- Interactive map of Glenburn Tea Estate
- Location: Darjeeling district, West Bengal, India
- Coordinates: 27°05′01″N 88°20′10″E﻿ / ﻿27.083533°N 88.336237°E
- Area: 750 ha (1,900 acres)
- Elevation: 1,000 to 3,000 feet (300 to 910 m)
- Owner: Prakash family
- Open: 1859

= Glenburn Tea Estate =

Tea garden in West Bengal, India

Glenburn Tea Estate is a tea garden in the Rangli Rangliot CD block in the Darjeeling Sadar subdivision of the Darjeeling district in the Indian state of West Bengal.

==History==
Established in 1859 by a Scottish tea company, Glenburn Tea Estate has been run by the Kolkata-based Prakash family for four generations.
When East India Company's monopoly of the Chinese tea trade came to an end in the early 19th century, one of the first places they thought of for developing tea gardens was the Doon Valley in the foothills of the Himalayas. It also happened to be the ancestral home of the Prakash family. Lala Darshan Lal, the patriarch of the family, started as a small tea planter and grew to be tea magnate owning tea gardens across the country. Anand Prakash, Sudhir Prakash and Ansuman Prakash followed in his footsteps.

 From garden to cup

A pound of tea is produced from about a thousand tender shoots. Fresh tea leaves contain over 75% moisture and this moisture is removed, in a process called withering, by blowing air through the leaves. The next step, the rolling process, once done by hand, is now done by machines. In this process the cells are ruptured before fermentation, a process of oxidation. In the fermentation process tea acquires “flavour, strength and health giving properties”. Finally, the tea is dried by passing hot air through the leaves.

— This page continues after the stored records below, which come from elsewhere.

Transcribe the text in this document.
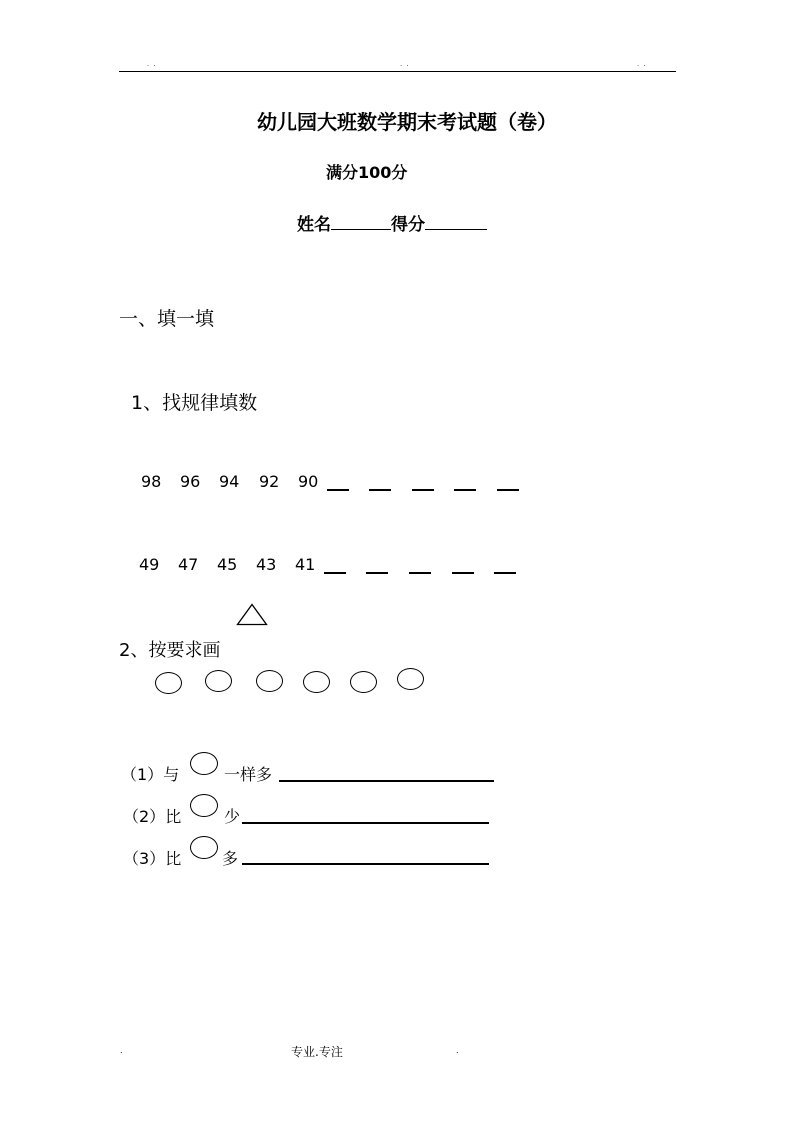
· ·	· ·	· ·
幼儿园大班数学期末考试题（卷）
满分100分
姓名	得分
一、填一填
1、找规律填数
98 96 94 92 90
49 47 45 43 41
2、按要求画
（1）与	一样多
（2）比	少
（3）比	多
.	专业.专注	.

Locals call the garden Kimble and according to local legend, Kimble Murray, the first manager of the estate, still roams around the garden slopes, looking for a perfect cup of tea.

==Glenburn tea==
In Glenburn Tea Estate, there is a reserve forest (known as Simbong Forest) of 350 ha within the total area of 750 ha. The Rangeet and the Rungdung flow through/ near the tea estate. The elevation of the tea estate varies from 1000 to 3000 ft.

Glenburn produces some of the finest Darjeeling tea. It specialises in Black tea, but also produces other varieties.

Note: The map alongside presents some of the notable locations in the subdivision. All places marked in the map are linked in the larger full screen map.

==Tea tourism==
Tourists visiting Glenburn Tea Estate can stay in bungalows – the Burra Bungalow and Water Lily Bungalow. The first is the original planters bungalow, a heritage property restored to its old charm in 2001. The second one was added in 2008.